Not that Jackie was falling over celebrities. At one dinner, dressed to kill in her new acquisition, the place card by the adjoining seat told her she was sitting next to Christian Bale.
"Who's Christian Bale?" she whispered to her mistral informant on her left.
"Child star of Spielberg's 'Empire of the Sun', now grown up. Very boring. The kind of actor who gets cast in films only because better actors aren't available."
She would make an assault, Jackie decided, but she didn't know quite how to begin. "Do you - come here often?" she said, hoping to sound ironic.
"I have been to the Cannes festival three times before," Christian Bale replied in a wooden voice.
"My God," Jackie thought, "he really is boring. I'm more interesting than he is. This food is more interesting than he is." She decided to concentrate on it and, turning back with a polite smile, buckled down to her Salade Nicoise, strewn with tuna and olives, her guinea fowl roasted on a bed of potatoes, and the orange cheesecake that she somehow could not refuse.
"You enjoy eating, I can tell," said the mistral man, a Swedish journalist called Erik.
"Not really, no. Really I don't. I hate it. Do very little of it."

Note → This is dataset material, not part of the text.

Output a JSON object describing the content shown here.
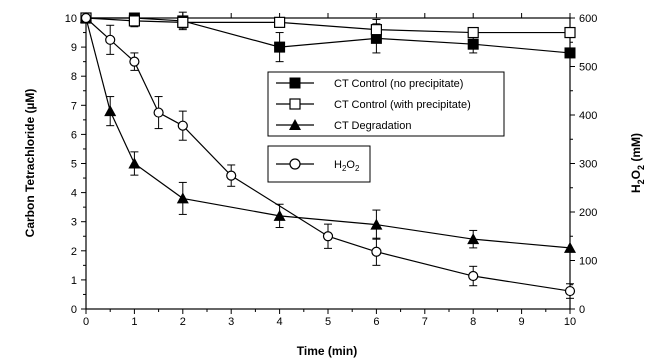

On rainy days Jackie usually went to the British Pavilion for lunch, picking up gossip and phone messages, along with a large ciabatta, ingredients tumbling out of the sides - far preferable, she found, to the Pavilion's slabs of microwave-heated lasagne. That had been a big mistake. When the sun shone, she often tried for one of the beach restaurants (excellent pasta and pancakes), then lay on the sand, summer blouse removed to reveal her black bra, black pants snugly framing her midriff and the long slender thighs and legs that stretched towards the blue waves lapping a few feet away.
Films? She saw fewer than expected, but it did not matter. Colleagues told her how to interview someone whose movie you had not seen. Sometimes all you needed to do was switch on the recorder and let them burble. Like Kenneth Branagh: once she'd said the word Shakespeare he was off and away, leaving her ample time to sit back, sup her drink, and observe with surprise, the slightest suggestion of a tummy bulge beneath her white cotton trousers. It was obviously caused by the way she was sitting. Of course it was. She pulled herself upright, and the bulge disappeared. Nothing to worry about. Now what was the bore Branagh saying?
Walking back to her hotel she felt her waistband pinching a little, a sensation she realised had been growing. She fancifully thought her trousers had shrunk when she became caught in that rainstorm over the weekend. Or maybe it was the immediate effect of her lunch. "Could I have gained a tiny bit of weight? Impossible. I never gain weight. I'd die if I did. It's a fluke. A freak effect. Nothing to worry about." She decided against examining her midriff. What was the point?